Reinforcement Learning from Human Feedback (RLHF) is a training approach where a model learns by optimizing for signals of human approval — the same technique used to train large language models to be helpful. In recommendation contexts, this means systems can learn from subtle signals beyond simple clicks: how long you hesitate before clicking, whether you scroll past without pausing, whether you share something or just consume it.
TikTok’s algorithm is widely credited as a step-change in recommendation sophistication. For a detailed breakdown of how social media algorithms rank and distribute content, see our dedicated article. Unlike older systems that needed a significant history to work well, TikTok’s algorithm can personalize to a new user within the first few videos, using a combination of content features (what’s in the video) and behavioral signals.
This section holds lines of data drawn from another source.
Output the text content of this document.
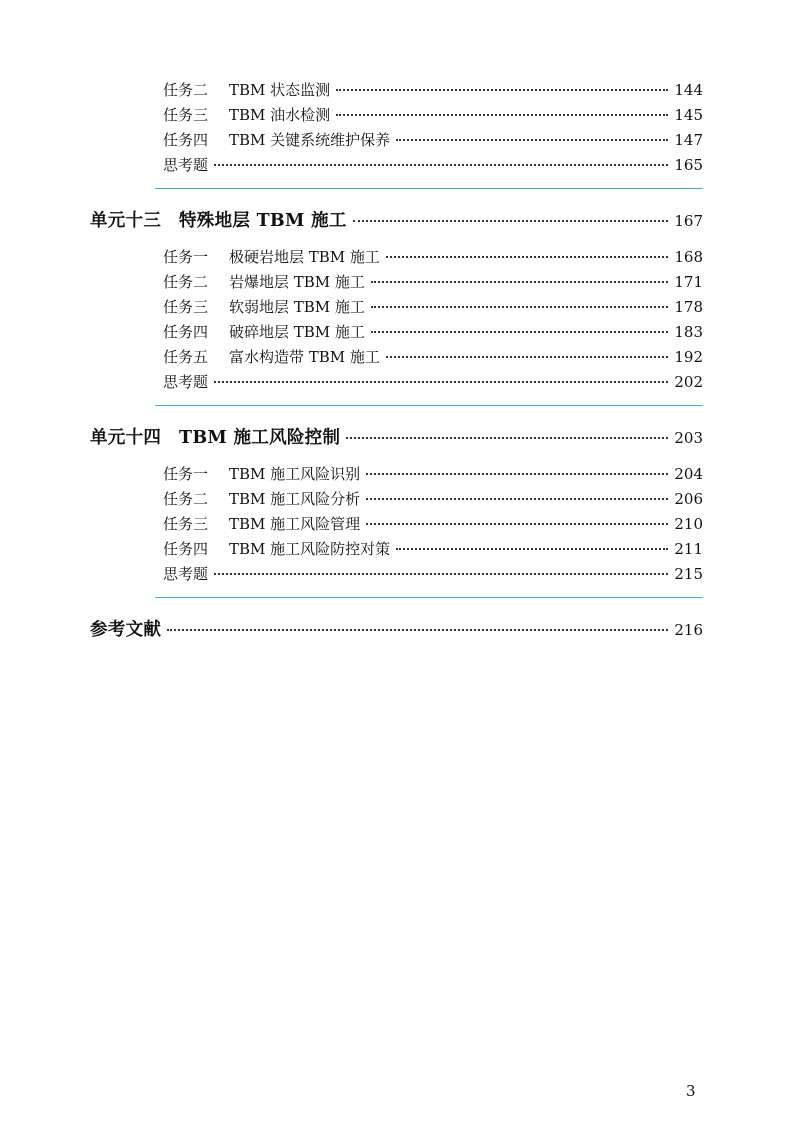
任务二	TBM 状态监测	144
任务三	TBM 油水检测	145
任务四	TBM 关键系统维护保养	147
思考题	165
单元十三　特殊地层 TBM 施工	167
任务一	极硬岩地层 TBM 施工	168
任务二	岩爆地层 TBM 施工	171
任务三	软弱地层 TBM 施工	178
任务四	破碎地层 TBM 施工	183
任务五	富水构造带 TBM 施工	192
思考题	202
单元十四　TBM 施工风险控制	203
任务一	TBM 施工风险识别	204
任务二	TBM 施工风险分析	206
任务三	TBM 施工风险管理	210
任务四	TBM 施工风险防控对策	211
思考题	215
参考文献	216
3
It also uses a wider set of feedback signals than earlier platforms: completion rate, replays, shares, comments, profile clicks, weighted differently depending on how much effort each action requires.
This sophistication comes with a darker implication. When algorithms optimize purely for engagement, they can discover that emotional volatility drives more engagement than contentment. A video that makes you slightly angry, slightly envious, or slightly anxious keeps you watching longer than one that simply makes you happy. There’s growing evidence that engagement-maximizing algorithms preferentially surface emotionally arousing content, not out of malice, but because that’s what the optimization target leads to. Designing recommendation systems that optimize for user wellbeing rather than just engagement time is one of the open research problems that will matter enormously over the next decade.
Common misconceptions
Recommendation algorithms know what you want. They don’t. They find people who behaved like you and guess you’ll like what those people liked. The algorithm doesn’t understand your preferences; it spots patterns in aggregate behavior.
More recommendations mean more diversity. The opposite is often true. Algorithms optimize for engagement, so they tend to recommend more of what you’ve already shown you like. Over time, recommendations can narrow rather than broaden your exposure.
You can “train” an algorithm by clicking more. Clicking more just gives the algorithm more data about what grabs attention, not what you actually value. The algorithm optimizes for what keeps you engaged, which isn’t the same as what’s best for you.
Removing recommendations would fix the filter bubble problem. Not quite. The same filtering happens in human networks. Removing algorithmic recommendations doesn’t suddenly expose you to diverse perspectives; it just removes one layer of curation.
Why it matters
Recommendation algorithms now mediate a significant fraction of human attention. The cumulative decisions of these systems shape what music becomes mainstream, which news articles spread, which products dominate markets, and what ideas reach large audiences.
The same mechanism that helps you discover a show you love also creates filter bubbles — Spotify’s recommendation algorithm is a particularly well-documented example of how collaborative filtering shapes discovery at scale. The personalization that makes recommendations feel magical is the same mechanism that can narrow what you’re exposed to.
Understanding how recommendations work is useful partly for using them better: diversifying your inputs, being aware that engagement-optimized systems aren’t optimizing for your long-term wellbeing. But it’s also a lens for understanding the information environment everyone now lives in.